Chapitre 19

Introduction

En mai 2004, la revue de langue anglaise (New Scientist) le Nouveau Scientifique publiait une lettre ouverte signée par 33 hommes de sciences, chacun reconnu et respecté dans son domaine. Cet article démolit la théorie du big bang, pourtant le bréviaire de l’astronomie moderne. Leurs objections ne sont pas faciles à comprendre pour un néophyte. J’en cite une que je crois avoir assimilée :

Le big bang s’appuie sur un nombre toujours croissant d’hypothèses invérifiables. Sans elles nous aurions une contradiction flagrante entre les observations astronomiques et la théorie du big bang. Aucun autre domaine de la physique n’adopte constamment de nouvelles hypothèses afin de réconcilier l’observation et la théorie.

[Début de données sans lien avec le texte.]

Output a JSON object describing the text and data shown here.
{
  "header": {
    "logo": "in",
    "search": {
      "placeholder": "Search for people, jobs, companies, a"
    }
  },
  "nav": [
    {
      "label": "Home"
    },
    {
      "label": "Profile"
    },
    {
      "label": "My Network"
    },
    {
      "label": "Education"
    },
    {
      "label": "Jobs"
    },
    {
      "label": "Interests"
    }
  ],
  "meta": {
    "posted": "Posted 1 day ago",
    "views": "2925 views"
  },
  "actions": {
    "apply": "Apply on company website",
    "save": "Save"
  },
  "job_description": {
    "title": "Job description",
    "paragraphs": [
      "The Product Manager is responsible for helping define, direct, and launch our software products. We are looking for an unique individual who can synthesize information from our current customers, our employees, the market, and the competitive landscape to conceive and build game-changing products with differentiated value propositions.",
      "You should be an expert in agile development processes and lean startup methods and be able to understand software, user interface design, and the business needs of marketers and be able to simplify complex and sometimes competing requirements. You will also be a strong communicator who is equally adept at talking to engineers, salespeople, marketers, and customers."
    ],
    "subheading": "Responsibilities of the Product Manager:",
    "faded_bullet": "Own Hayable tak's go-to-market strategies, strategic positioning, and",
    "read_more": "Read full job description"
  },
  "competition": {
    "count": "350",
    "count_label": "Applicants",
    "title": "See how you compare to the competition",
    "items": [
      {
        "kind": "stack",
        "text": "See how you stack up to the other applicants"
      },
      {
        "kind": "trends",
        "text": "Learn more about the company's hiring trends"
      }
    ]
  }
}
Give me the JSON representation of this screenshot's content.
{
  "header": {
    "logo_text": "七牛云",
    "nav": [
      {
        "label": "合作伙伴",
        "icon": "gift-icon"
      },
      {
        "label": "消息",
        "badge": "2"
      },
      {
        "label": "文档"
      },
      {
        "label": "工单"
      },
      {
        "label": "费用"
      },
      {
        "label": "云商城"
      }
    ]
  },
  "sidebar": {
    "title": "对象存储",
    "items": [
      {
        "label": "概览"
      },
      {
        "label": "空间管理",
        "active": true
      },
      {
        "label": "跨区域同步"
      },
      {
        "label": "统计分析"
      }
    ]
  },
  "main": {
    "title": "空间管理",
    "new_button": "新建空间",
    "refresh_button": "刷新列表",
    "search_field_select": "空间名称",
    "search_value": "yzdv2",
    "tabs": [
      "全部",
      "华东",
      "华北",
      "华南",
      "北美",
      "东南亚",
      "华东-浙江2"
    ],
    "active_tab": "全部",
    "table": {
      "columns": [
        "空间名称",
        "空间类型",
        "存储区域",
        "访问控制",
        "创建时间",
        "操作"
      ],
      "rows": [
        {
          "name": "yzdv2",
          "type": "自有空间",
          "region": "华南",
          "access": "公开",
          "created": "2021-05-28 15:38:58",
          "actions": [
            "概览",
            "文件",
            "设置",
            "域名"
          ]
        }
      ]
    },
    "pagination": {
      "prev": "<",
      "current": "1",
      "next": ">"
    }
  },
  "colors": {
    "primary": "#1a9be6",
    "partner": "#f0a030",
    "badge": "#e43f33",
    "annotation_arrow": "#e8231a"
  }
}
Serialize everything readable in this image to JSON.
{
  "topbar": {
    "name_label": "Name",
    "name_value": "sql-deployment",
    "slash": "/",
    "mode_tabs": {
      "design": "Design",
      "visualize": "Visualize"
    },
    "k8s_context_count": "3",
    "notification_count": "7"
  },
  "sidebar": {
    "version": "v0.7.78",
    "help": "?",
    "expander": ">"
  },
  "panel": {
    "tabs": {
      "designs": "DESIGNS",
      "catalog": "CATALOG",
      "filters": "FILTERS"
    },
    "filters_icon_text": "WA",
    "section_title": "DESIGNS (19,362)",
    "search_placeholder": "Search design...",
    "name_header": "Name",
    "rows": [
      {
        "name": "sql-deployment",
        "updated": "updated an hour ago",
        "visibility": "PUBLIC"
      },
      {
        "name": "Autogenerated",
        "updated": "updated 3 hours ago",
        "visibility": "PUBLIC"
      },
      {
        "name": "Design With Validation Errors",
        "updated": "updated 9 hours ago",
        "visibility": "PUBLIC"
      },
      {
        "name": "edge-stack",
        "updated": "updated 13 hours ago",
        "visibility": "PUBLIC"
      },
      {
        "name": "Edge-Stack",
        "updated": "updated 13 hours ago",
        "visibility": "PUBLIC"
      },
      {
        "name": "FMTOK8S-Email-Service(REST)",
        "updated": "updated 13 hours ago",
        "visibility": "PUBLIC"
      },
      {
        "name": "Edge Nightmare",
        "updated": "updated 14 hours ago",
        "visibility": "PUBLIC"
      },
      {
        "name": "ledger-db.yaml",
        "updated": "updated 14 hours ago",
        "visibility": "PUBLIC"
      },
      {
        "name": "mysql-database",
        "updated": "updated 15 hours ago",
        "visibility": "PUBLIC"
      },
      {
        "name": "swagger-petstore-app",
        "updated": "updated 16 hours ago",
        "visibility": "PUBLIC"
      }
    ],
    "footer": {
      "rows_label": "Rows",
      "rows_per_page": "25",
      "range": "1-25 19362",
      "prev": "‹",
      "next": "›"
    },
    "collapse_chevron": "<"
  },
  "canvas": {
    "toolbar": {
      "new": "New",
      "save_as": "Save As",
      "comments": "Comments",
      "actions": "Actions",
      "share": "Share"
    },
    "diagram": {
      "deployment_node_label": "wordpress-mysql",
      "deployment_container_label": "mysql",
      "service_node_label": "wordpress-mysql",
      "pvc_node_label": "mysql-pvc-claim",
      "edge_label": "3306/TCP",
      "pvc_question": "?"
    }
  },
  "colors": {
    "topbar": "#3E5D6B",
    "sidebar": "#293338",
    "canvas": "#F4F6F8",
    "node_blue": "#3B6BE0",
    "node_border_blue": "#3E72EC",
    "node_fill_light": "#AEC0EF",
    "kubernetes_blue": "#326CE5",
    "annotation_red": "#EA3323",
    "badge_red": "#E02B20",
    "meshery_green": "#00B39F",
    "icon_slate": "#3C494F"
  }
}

Les évolutionnistes se démènent comme des diables pour essayer d’effacer toute trace du Dieu créateur en le remplaçant par une suite interminable de phénomènes naturels empilés les uns sur les autres. Cet effort les fait transpirer à grosses gouttes et il est vain parce qu’ils finissent toujours par s’enfermer dans des incohérences et le Dieu créateur a laissé des traces partout.

Dans le Psaume 19, par un beau lever du soleil, David lève les yeux vers les cieux pour constater qu’ils portent la signature du Maître de l’univers d’un bout à l’autre du firmament. Émerveillé, dans un hymne qui est en même temps un psaume d’instruction et qui est d’une étonnante brièveté pour un aussi vaste sujet, le psalmiste célèbre la gloire de l’Éternel.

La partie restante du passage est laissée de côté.